Evaluation
Etablir le contact avec les gens du voyage n’est pas facile. Les expériences qu’ils ont des autres personnes sont assez souvent négatives, par conséquent, cela prend du temps pour gagner la confiance des jeunes concernés. Mais ce que nous avons tous appris de plus important est que la culture des gens du voyage a un bien fondé et une éthique qui défi la culture matérialiste contemporaine. Au cours de la première année du projet, nous étions jaloux des projets de nos partenaires qui étaient parvenus à organiser une manifestation à grande échelle théâtre forum, car pour nous, cela a été un dur labeur rien que pour rencontrer ou organiser quelques ateliers d’arts participatifs. Il semble cependant que les visites organisées à l’université ont ouvert des horizons aux jeunes gens du voyage. Nous avons essayé de planifier la deuxième année de travail à Wrexham de façon plus prudente afin d’assurer la manifestation théâtre forum, mais quand nous sommes arrivés à l’école, les parents et d’autres enfants devant former notre public étaient partis à la mer pour la journée. Ce fut décevant mais la session finale a ensuite servi à préparer les enfants en les assimilant à une compagnie théâtre forum indépendante et à présenter leur travail aux autres enfants de l’école. Après six séances avec les étudiants (et parce que leurs professeurs de classe avaient été réellement enthousiastes pour utiliser l’art dramatique, ces enfants étaient quasiment capables de créer et de concevoir eux-même de petites pièces pour le théâtre forum.
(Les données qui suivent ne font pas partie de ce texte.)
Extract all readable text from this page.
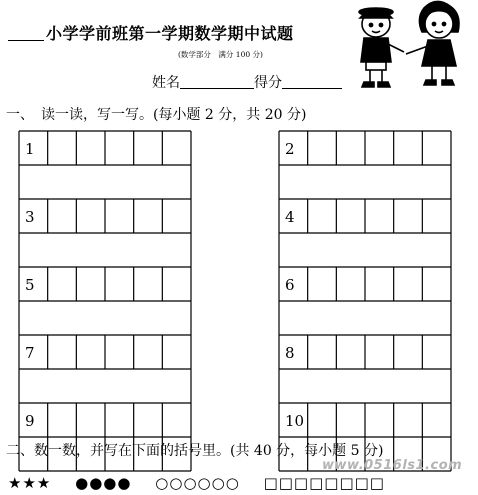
小学学前班第一学期数学期中试题
(数学部分　满分 100 分)
姓名	得分
一、　读一读，写一写。(每小题 2 分，共 20 分)
1	2
3	4
5	6
7	8
9	10
二、数一数，并写在下面的括号里。(共 40 分，每小题 5 分)
★★★ ●●●● ○○○○○○ □□□□□□□□
www.0516ls1.com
A cause de la loi concernant le droit de photographier des jeunes gens au Royaume Uni, il a été impossible de filmer la plupart des sessions mais nous sommes parvenus à filmer une partie de la dernière séance à l’école en juin 2006. Les étudiants ont décrit leur propre travail dans des cahiers, des mémoires, des journaux et tous ont reconnu avoir subi une métamorphose de leur point de vue initial sur les gens du voyage. Nous avons beaucoup appris de ces rencontres et nous avons eu beaucoup de temps pour y réfléchir. Les moments les plus mémorables ont eu lieu au milieu de notre première visite à St Anne en avril 2006, quand une petite fille s’est levée, furieuse par la scène du théâtre forum préparée devant elle, et est intervenue dans la représentation et a dit à l’un des personnages : « je suis une fille du voyage et tu ne peux pas dire des choses comme ça sur les gens du voyage. C’est raciste. » Un autre moment que nous devrions garder en mémoire vient d’un garçon du voyage âgé de 10 ans qui a dit à une personne « comment peux-tu passer ta vie à haïr les gens ? Ce doit être très malheureux. Le monde est assez grand pour nous tous. » Ces moments très sérieux, mais nous en avons également partagé de plus amusants dans le cadre du projet, en particulier dans ce que nous avons été amenés à appeler les scènes de « solution du lapin » où nous avons montré comment échapper aux persécutions en tombant au sol, en faisant des oreilles de lapin et en fuyant très rapidement (fortement recommandé). Cheshire et Flintshire nous ont demandé de continuer à travailler avec les gens du voyage.
Un changement de perception des étudiants anglais sur ce que représente le fait d’être en Europe a été une conséquence possible et involontaire du projet. Pour beaucoup d’entre eux, la prise de conscience d’une collaboration européenne a été une surprise très importante.
Nous avons beaucoup appris de nos participations à des conférences vidéo et de nos visionnages du matériel sur Minerva, ainsi que du défi qu’il y a à travailler avec des gens du voyage.